In an article published in the Japanese regional daily newspaper Ryūkyū Shimpō in January 2018 the writer stated that it was weird and creepy that the album had been released only a few days after the September 11 attacks.

== Commercial performance ==
When the album was released it only received regional attention. After the song あなたに (Anata ni) was used in a TV commercial the album became a national success through mouth propaganda. When the album was initially released it peaked seventh in the Oricon Albums charts before jumping to the top-spot in following year. Message became the first album released by an indie label to sell more than one million copies and peaking at no. 1 in the official music charts.
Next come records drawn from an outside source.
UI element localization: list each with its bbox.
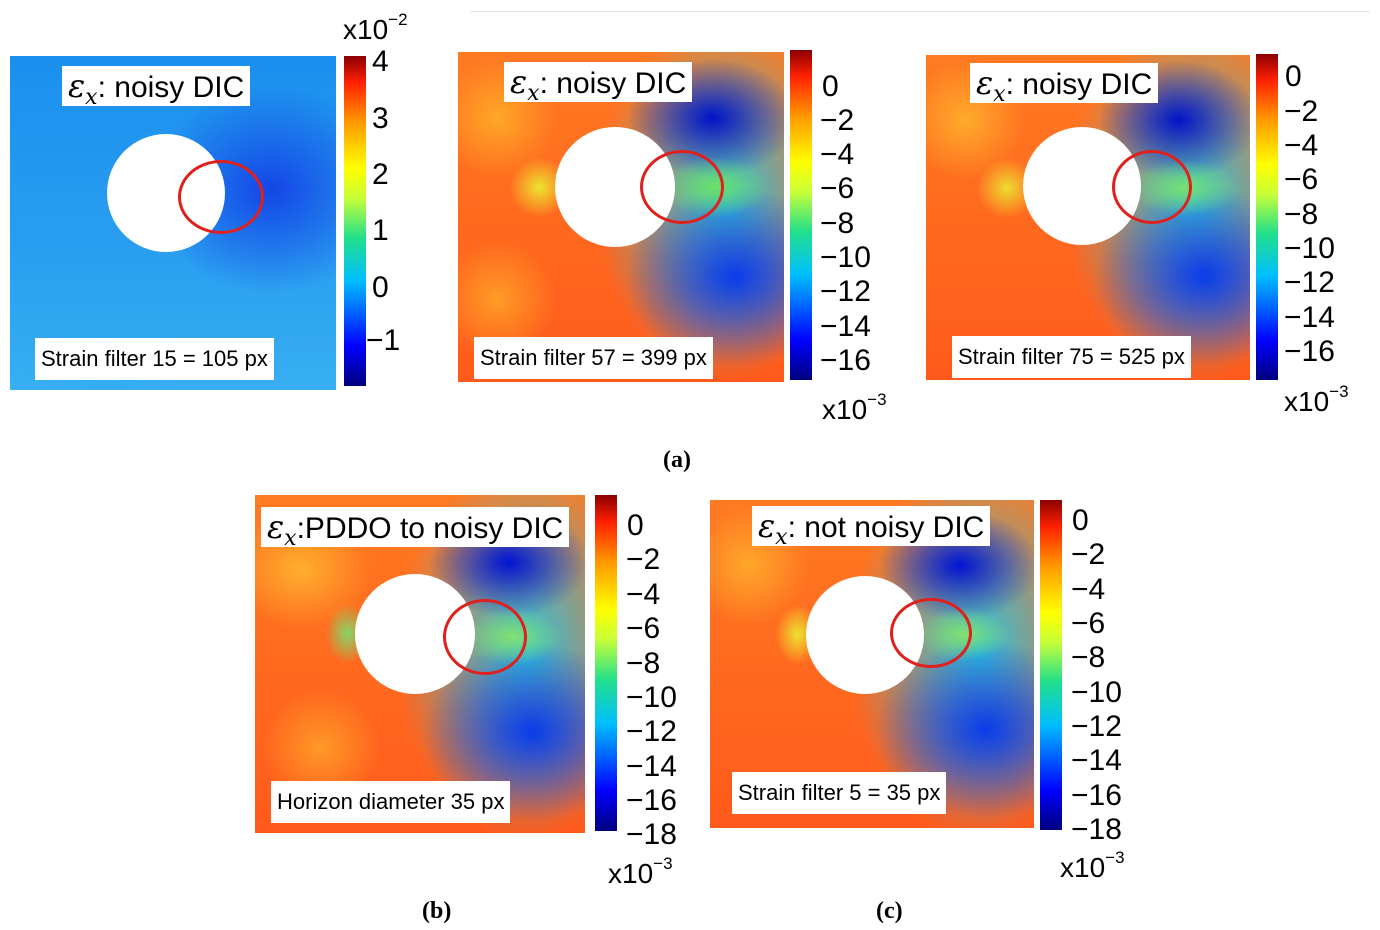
- colorbar-tick-3-1: −2: [1284, 95, 1319, 128]
- colorbar-tick-5-7: −14: [1071, 744, 1122, 777]
- strain-map-panel-4: εx:PDDO to noisy DIC Horizon diameter 35…: [255, 495, 585, 833]
- colorbar-tick-5-5: −10: [1071, 676, 1122, 709]
- colorbar-tick-4-2: −4: [626, 578, 661, 611]
- colorbar-exponent-2: x10−3: [822, 390, 887, 425]
- subfigure-label-a: (a): [663, 447, 691, 473]
- filter-label-4: Horizon diameter 35 px: [271, 781, 511, 823]
- colorbar-tick-3-2: −4: [1284, 129, 1319, 162]
- colorbar-tick-2-2: −4: [820, 138, 855, 171]
- panel-title-3: εx: noisy DIC: [970, 63, 1159, 107]
- colorbar-tick-3-3: −6: [1284, 163, 1319, 196]
- colorbar-tick-1-3: 1: [372, 214, 389, 247]
- filter-label-1: Strain filter 15 = 105 px: [35, 338, 274, 380]
- colorbar-tick-2-0: 0: [822, 70, 839, 103]
- strain-map-panel-5: εx: not noisy DIC Strain filter 5 = 35 p…: [710, 500, 1034, 828]
- top-rule: [470, 11, 1370, 12]
- panel-title-1: εx: noisy DIC: [62, 66, 251, 110]
- subfigure-label-c: (c): [876, 898, 903, 924]
- strain-map-panel-2: εx: noisy DIC Strain filter 57 = 399 px: [458, 52, 784, 382]
- colorbar-tick-2-6: −12: [820, 275, 871, 308]
- colorbar-tick-5-1: −2: [1071, 538, 1106, 571]
- colorbar-tick-5-3: −6: [1071, 607, 1106, 640]
- colorbar-4: [595, 495, 617, 831]
- colorbar-tick-4-5: −10: [626, 681, 677, 714]
- colorbar-2: [790, 50, 812, 380]
- colorbar-tick-4-4: −8: [626, 647, 661, 680]
- colorbar-tick-5-6: −12: [1071, 710, 1122, 743]
- colorbar-tick-3-5: −10: [1284, 232, 1335, 265]
- colorbar-tick-5-4: −8: [1071, 641, 1106, 674]
- colorbar-exponent-5: x10−3: [1060, 848, 1125, 883]
- colorbar-tick-5-0: 0: [1072, 504, 1089, 537]
- crack-ring-4: [443, 599, 527, 675]
- strain-map-panel-1: εx: noisy DIC Strain filter 15 = 105 px: [10, 56, 336, 390]
- colorbar-tick-1-4: 0: [372, 271, 389, 304]
- colorbar-tick-5-9: −18: [1071, 813, 1122, 846]
- colorbar-tick-2-8: −16: [820, 344, 871, 377]
- colorbar-tick-4-7: −14: [626, 750, 677, 783]
- subfigure-label-b: (b): [422, 898, 452, 924]
- colorbar-tick-2-5: −10: [820, 241, 871, 274]
- colorbar-tick-5-8: −16: [1071, 779, 1122, 812]
- colorbar-3: [1256, 54, 1278, 380]
- colorbar-tick-1-5: −1: [366, 324, 401, 357]
- colorbar-exponent-4: x10−3: [608, 854, 673, 889]
- filter-label-2: Strain filter 57 = 399 px: [474, 337, 713, 379]
- crack-ring-5: [890, 598, 972, 668]
- colorbar-1: [344, 56, 366, 386]
- colorbar-tick-3-8: −16: [1284, 335, 1335, 368]
- filter-label-3: Strain filter 75 = 525 px: [952, 336, 1191, 378]
- colorbar-tick-3-6: −12: [1284, 266, 1335, 299]
- strain-map-panel-3: εx: noisy DIC Strain filter 75 = 525 px: [926, 55, 1250, 380]
- colorbar-tick-1-2: 2: [372, 158, 389, 191]
- colorbar-tick-2-7: −14: [820, 310, 871, 343]
- colorbar-exponent-3: x10−3: [1284, 382, 1349, 417]
- crack-ring-2: [640, 150, 724, 224]
- colorbar-tick-4-9: −18: [626, 818, 677, 851]
- colorbar-tick-2-4: −8: [820, 207, 855, 240]
- crack-ring-3: [1112, 150, 1192, 224]
- panel-title-5: εx: not noisy DIC: [752, 506, 991, 550]
- colorbar-tick-4-8: −16: [626, 784, 677, 817]
- colorbar-tick-4-6: −12: [626, 715, 677, 748]
- colorbar-tick-1-1: 3: [372, 102, 389, 135]
- colorbar-tick-3-0: 0: [1285, 60, 1302, 93]
- colorbar-tick-5-2: −4: [1071, 573, 1106, 606]
- colorbar-tick-4-3: −6: [626, 612, 661, 645]
- colorbar-tick-2-1: −2: [820, 104, 855, 137]
- panel-title-2: εx: noisy DIC: [504, 62, 693, 106]
- panel-title-4: εx:PDDO to noisy DIC: [261, 507, 570, 551]
- colorbar-tick-4-1: −2: [626, 543, 661, 576]
- colorbar-tick-3-7: −14: [1284, 301, 1335, 334]
- colorbar-exponent-1: x10−2: [343, 10, 408, 45]
- colorbar-tick-2-3: −6: [820, 172, 855, 205]
- crack-ring-1: [178, 160, 264, 234]
- colorbar-tick-3-4: −8: [1284, 198, 1319, 231]
- colorbar-tick-1-0: 4: [372, 45, 389, 78]
- colorbar-tick-4-0: 0: [627, 509, 644, 542]
- filter-label-5: Strain filter 5 = 35 px: [732, 772, 947, 814]
- colorbar-5: [1040, 500, 1062, 830]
In the year-end charts of 2002, the album ranked at third place with more than 2.1 million copies sold. The following year, Message ranked at no. 56 selling 230.000 copies. In the meantime, the album sold more than 2.8 million copies in Japan.

== Chart performance ==

===Weekly charts===

Weekly chart performance for Message
| Chart (2002) | Peak position |
|---|---|
| Japanese Albums (Oricon) | 1 |

===Year-end charts ===

2001 year-end chart performance for Message
| Chart (2001) | Position |
|---|---|
| Japanese Albums (Oricon) | 84 |

2002 year-end chart performance for Message
| Chart (2002) | Position |
|---|---|
| Japanese Albums (Oricon) | 3 |

2003 year-end chart performance for Message
| Chart (2003) | Position |
|---|---|
| Japanese Albums (Oricon) | 56 |

2025 year-end chart performance for Message
| Chart (2025) | Position |
|---|---|
| Japanese Hot Albums (Billboard Japan) | 83 |

==Chiisana Koi no Uta ==

"A Small Love Song" became popular and has seen various cover applications in multimedia. It is used as an insert song of Operation Love, and also for the soundtrack of Teasing Master Takagi-san. It has been used various anime, for example, a cover sung by Manaka Iwami acts as the ending of The Angel Next Door Spoils Me Rotten.

"Chiisana Koi no Uta" has become a very popular karaoke song in Japan. It has been covered by more than 60 artists.